The holiday season is a time for celebrating with friends and family. But in the office, it can be a bit stressful when trying to navigate time-off requests, diverse religious/ethnic backgrounds and beliefs, and the always controversial office holiday party and gift-giving.
The holiday season is also a very busy time of year. In addition to personal demands on one’s time, there are often important projects and deadlines to meet before year-end. In this seasonal scramble, having effective corporate policies in place can help reduce confusion and alleviate some of the pressure.
Here are four tips to keep in mind when thinking about your corporate holiday policies.
1. Aim for fairness when negotiating PTO time
Don’t be surprised if every employee at your company wants time-off throughout the month of December. The unfortunate reality is that there is still work that needs to be done. Creating a holiday time-off policy that is centered on fairness and empathy can help you avoid any bad feelings.
Using a first-come, first-served approach has become the go-to method for many organizations dealing with this sticky situation. This helps employers plan ahead for coverage, while acknowledging that some workers may still have to work on the days surrounding the holidays to keep the business functioning.
Another option some companies have is to shut down operations for a couple of days. While not feasible for every organization, it can prevent a lot of stress and resentment.
2. Acknowledge the diversity of beliefs
Your office should be a place where people of various belief systems and religions can feel comfortable – not to mention, anti-discrimination laws protect this right. Make your holiday parties non-denominational and use secular decorations to add some festive flair to the office. Note that while an employer cannot put up decorations with overt religious connotations, employees are free to decorate their work space according to their personal beliefs.

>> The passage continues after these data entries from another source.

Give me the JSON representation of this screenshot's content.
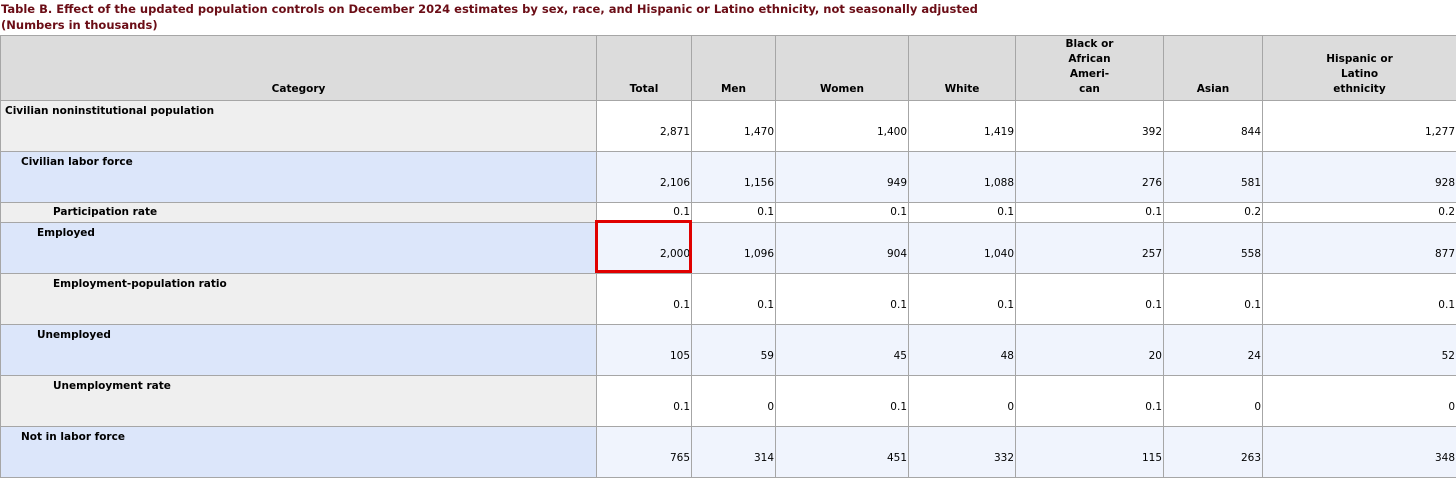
{
  "caption": {
    "title": "Table B. Effect of the updated population controls on December 2024 estimates by sex, race, and Hispanic or Latino ethnicity, not seasonally adjusted",
    "subtitle": "(Numbers in thousands)"
  },
  "columns": {
    "category": "Category",
    "total": "Total",
    "men": "Men",
    "women": "Women",
    "white": "White",
    "black": [
      "Black or",
      "African",
      "Ameri-",
      "can"
    ],
    "asian": "Asian",
    "hispanic": [
      "Hispanic or",
      "Latino",
      "ethnicity"
    ]
  },
  "rows": [
    {
      "label": "Civilian noninstitutional population",
      "values": [
        "2,871",
        "1,470",
        "1,400",
        "1,419",
        "392",
        "844",
        "1,277"
      ]
    },
    {
      "label": "Civilian labor force",
      "values": [
        "2,106",
        "1,156",
        "949",
        "1,088",
        "276",
        "581",
        "928"
      ]
    },
    {
      "label": "Participation rate",
      "values": [
        "0.1",
        "0.1",
        "0.1",
        "0.1",
        "0.1",
        "0.2",
        "0.2"
      ]
    },
    {
      "label": "Employed",
      "values": [
        "2,000",
        "1,096",
        "904",
        "1,040",
        "257",
        "558",
        "877"
      ]
    },
    {
      "label": "Employment-population ratio",
      "values": [
        "0.1",
        "0.1",
        "0.1",
        "0.1",
        "0.1",
        "0.1",
        "0.1"
      ]
    },
    {
      "label": "Unemployed",
      "values": [
        "105",
        "59",
        "45",
        "48",
        "20",
        "24",
        "52"
      ]
    },
    {
      "label": "Unemployment rate",
      "values": [
        "0.1",
        "0",
        "0.1",
        "0",
        "0.1",
        "0",
        "0"
      ]
    },
    {
      "label": "Not in labor force",
      "values": [
        "765",
        "314",
        "451",
        "332",
        "115",
        "263",
        "348"
      ]
    }
  ],
  "highlight": {
    "row": "Employed",
    "column": "Total",
    "color": "#e00000"
  },
  "colors": {
    "title": "#6b0d16",
    "header_bg": "#dcdcdc",
    "stub_gray": "#efefef",
    "stub_blue": "#dce6fa",
    "cell_blue": "#f0f4fd",
    "border": "#a6a6a6"
  }
}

3. Be careful about giving gifts
When it comes to gift-giving in the office, it pays to make a list and check it twice – or maybe even three times for good measure. Gifts should be appropriate, both in item and price.
“Give clients, employees and colleagues gifts in line with your organization’s values and standards, and keep in mind that what you give directly reflects your judgment and professionalism,” said Stephen Paskoff, CEO of workplace learning company ELI, in an interview with SungardAS through Forbes BrandVoice.
If you want to recognize employees for their good work, recognize all of them to avoid hard feelings. Do your best to make gifts personal and heartfelt – no one wants to feel like they’re receiving a cookie-cutter present. Even a handwritten thank-you note can make a big impact.
4. Throw safe parties
Unfortunately, the corporate holiday party can be prime breeding ground for HR problems. Help make sure everyone stays safe by reminding employees that the office code of conduct also applies at the event. It’s also a smart idea to limit the time that employees can buy drinks, and even hold the party off-site so that professional bartenders, who can better recognize when someone has been drinking too much, can be responsible for serving the drinks.
Be safe. Be smart. Have fun. Happy Holidays from all of us at PeopleStrategy!